Finished paintings begin with thought about the subject, which quickly turns into minimal compositions in a sketch or directly on the canvas. A feeling of a correct palette for the subject arises in the beginning stages of painting. This original color theme modulates throughout the process of painting. Over the years, the artist has been applying paint in more loose and fluid layers. This is an unintended result from decades of meditation, where seeing movements of the mind lead to handling of the medium with lightness and movement. During this time, her understanding of pigments grew in new directions. These particles flow in a medium and form into whatever the mind of the artist directs them to be. Her background in fine art, art history, and mural painting gave her practical experience in color analysis, pigment analysis, color matching, etc.. As time went on, she picked up the challenge of working with metallic pigments because of their visually unstable and translucent qualities. They cannot be fixed into one single appearance. This happens with individual pigment particles as well as the overall image.
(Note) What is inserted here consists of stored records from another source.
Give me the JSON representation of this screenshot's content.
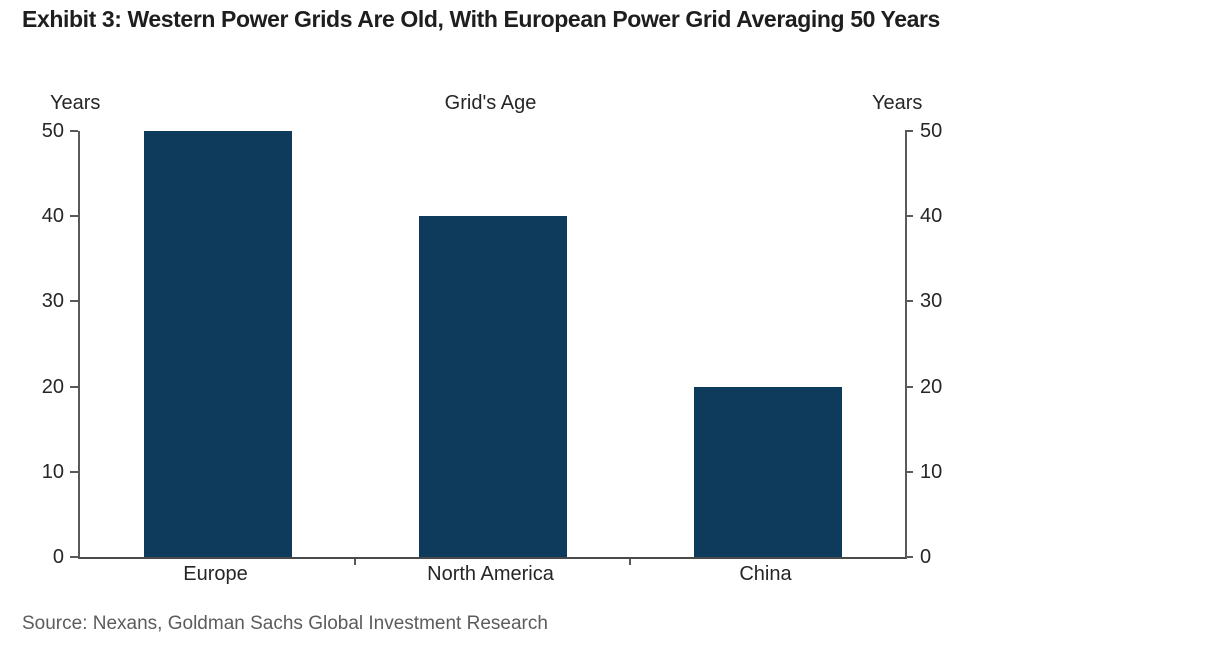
{
  "exhibit_title": "Exhibit 3: Western Power Grids Are Old, With European Power Grid Averaging 50 Years",
  "source_line": "Source: Nexans, Goldman Sachs Global Investment Research",
  "chart_data": {
    "type": "bar",
    "title": "Grid's Age",
    "categories": [
      "Europe",
      "North America",
      "China"
    ],
    "values": [
      50,
      40,
      20
    ],
    "xlabel": "",
    "ylabel_left": "Years",
    "ylabel_right": "Years",
    "ylim": [
      0,
      50
    ],
    "yticks": [
      0,
      10,
      20,
      30,
      40,
      50
    ],
    "grid": false,
    "legend_position": "none",
    "bar_color": "#0e3a5c",
    "axis_color": "#595959",
    "text_color": "#262626"
  }
}
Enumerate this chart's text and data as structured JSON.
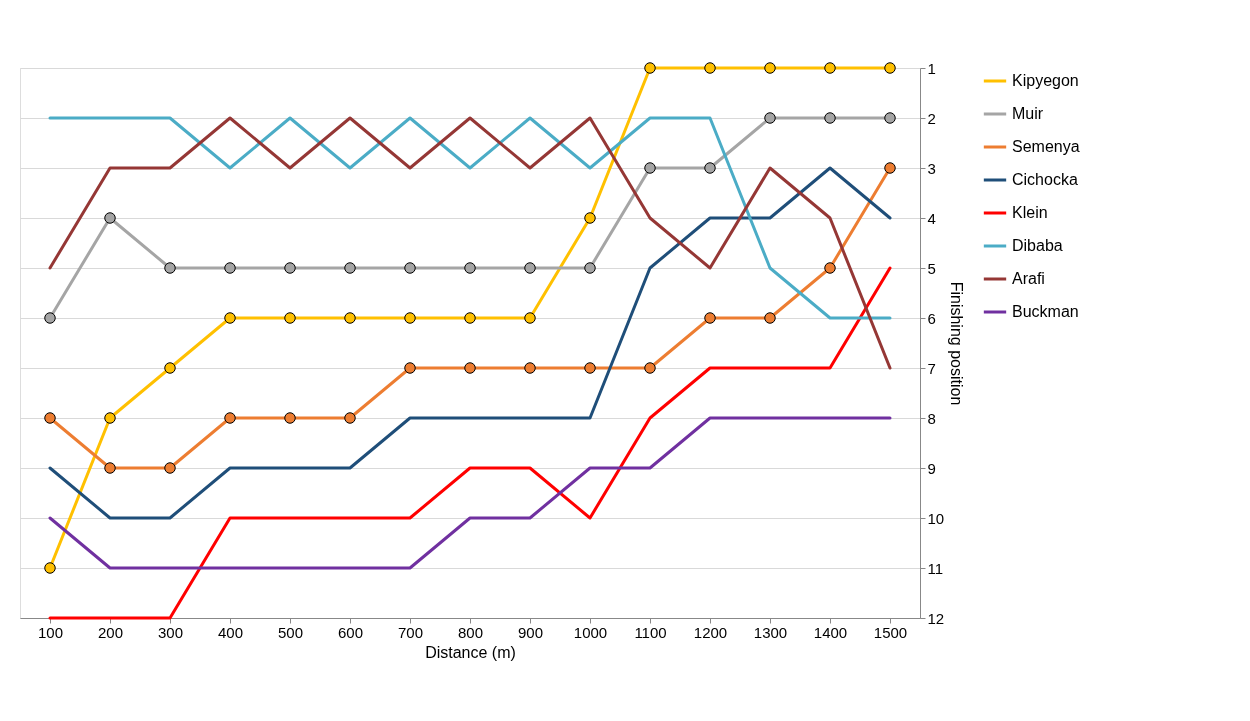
{
  "chart_data": {
    "type": "line",
    "xlabel": "Distance (m)",
    "ylabel": "Finishing position",
    "categories": [
      "100",
      "200",
      "300",
      "400",
      "500",
      "600",
      "700",
      "800",
      "900",
      "1000",
      "1100",
      "1200",
      "1300",
      "1400",
      "1500"
    ],
    "ylim": [
      12,
      1
    ],
    "yticks": [
      1,
      2,
      3,
      4,
      5,
      6,
      7,
      8,
      9,
      10,
      11,
      12
    ],
    "grid": "y",
    "legend": "right",
    "line_style": "solid",
    "series": [
      {
        "name": "Kipyegon",
        "color": "#ffc000",
        "marker": "circle",
        "values": [
          11,
          8,
          7,
          6,
          6,
          6,
          6,
          6,
          6,
          4,
          1,
          1,
          1,
          1,
          1
        ]
      },
      {
        "name": "Muir",
        "color": "#a5a5a5",
        "marker": "circle",
        "values": [
          6,
          4,
          5,
          5,
          5,
          5,
          5,
          5,
          5,
          5,
          3,
          3,
          2,
          2,
          2
        ]
      },
      {
        "name": "Semenya",
        "color": "#ed7d31",
        "marker": "circle",
        "values": [
          8,
          9,
          9,
          8,
          8,
          8,
          7,
          7,
          7,
          7,
          7,
          6,
          6,
          5,
          3
        ]
      },
      {
        "name": "Cichocka",
        "color": "#1f4e79",
        "marker": "none",
        "values": [
          9,
          10,
          10,
          9,
          9,
          9,
          8,
          8,
          8,
          8,
          5,
          4,
          4,
          3,
          4
        ]
      },
      {
        "name": "Klein",
        "color": "#ff0000",
        "marker": "none",
        "values": [
          12,
          12,
          12,
          10,
          10,
          10,
          10,
          9,
          9,
          10,
          8,
          7,
          7,
          7,
          5
        ]
      },
      {
        "name": "Dibaba",
        "color": "#4bacc6",
        "marker": "none",
        "values": [
          2,
          2,
          2,
          3,
          2,
          3,
          2,
          3,
          2,
          3,
          2,
          2,
          5,
          6,
          6
        ]
      },
      {
        "name": "Arafi",
        "color": "#953735",
        "marker": "none",
        "values": [
          5,
          3,
          3,
          2,
          3,
          2,
          3,
          2,
          3,
          2,
          4,
          5,
          3,
          4,
          7
        ]
      },
      {
        "name": "Buckman",
        "color": "#7030a0",
        "marker": "none",
        "values": [
          10,
          11,
          11,
          11,
          11,
          11,
          11,
          10,
          10,
          9,
          9,
          8,
          8,
          8,
          8
        ]
      }
    ]
  }
}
These most recent paintings with metallic pigment shift and move in a way similar to the reality outside the canvas that is also animated and changing. The translucent qualities of the material allow the viewer to see the brushstrokes that form the final image. It is another way of looking through surfaces. These paintings reflect and dance with the light of their environment, and so they are a two dimensional expression that is interacting with the outside world. It is a step forward in Iyekudo’s theme of reflection. Her work is contemplations of individual lives, a city reflected in water, and these themes reflected onto canvases. It is a visual form of understanding what is reflected in the mind.